I do love a good Tatler and the February issue with the Duchess of Cambridge on the cover was a no-brainer. It was in the supermarket trolley before you can say irrelevant, irreverent, superficial and thoroughly unconnected with life in Aotearoa - unless you count that photograph of Sean Fitzpatrick at an Olympic event on page 159 which actually kind of spoiled it for me since it's the sheer other-worldiness that's so captivating.
It looks like Fitzpatrick attended the worthiest, most sensible, event in London that month. The social pages also covered no-expense-spared glittering parties - attended by counts, countesses, lords, princesses and women called Tallulah, Cosima and Daisy -in places such as Chelsea, Mayfair and Bond Street.
Tatler magazine, part of the glamorous Condé Nast stable, has been dispensing high society gossip and satire in one form or another since 1709. One editor described it as an "upper class comic". The UK-based magazine documents the foibles and excesses of the moneyed set while unapologetically poking the borax at them. Is it A: the ultimate guide to being posh? Or B: are they just having a laugh? The answer is C: Both of the above.

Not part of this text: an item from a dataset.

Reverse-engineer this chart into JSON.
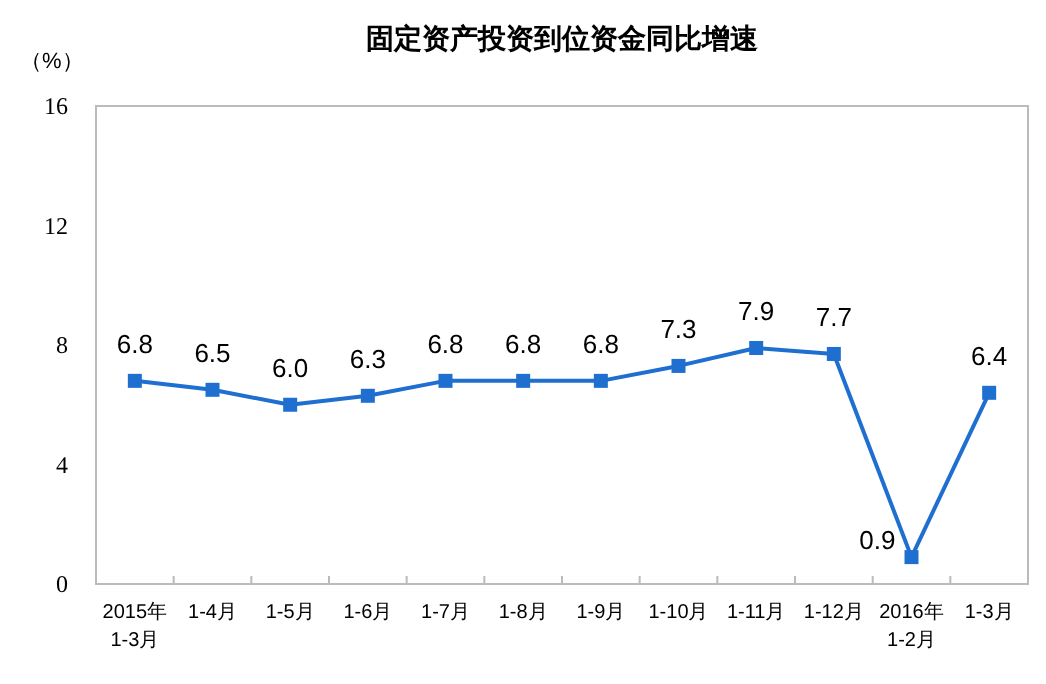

There are articles called 'DO PUT A SOCK IN IT!': How to muzzle beauty therapists who blither on and SEA FEVER! Booze, bonking and beautiful girls and boys ahoy! Must be the Yacht Week. But the most fascinating one has to be TO PEE OR NOT TO PEE? Why nothing says posh more than piddling in public.
Tatler has long been the ultimate guide to etiquette but bothers with nothing as dull as writing thank you notes or what to wear to a wedding. In the February issue you'll discover that "nothing shows power like weeing outside" and why Labradors are for toffs even though they sniff "at stationary crotches" and regard "the human leg a sex aid".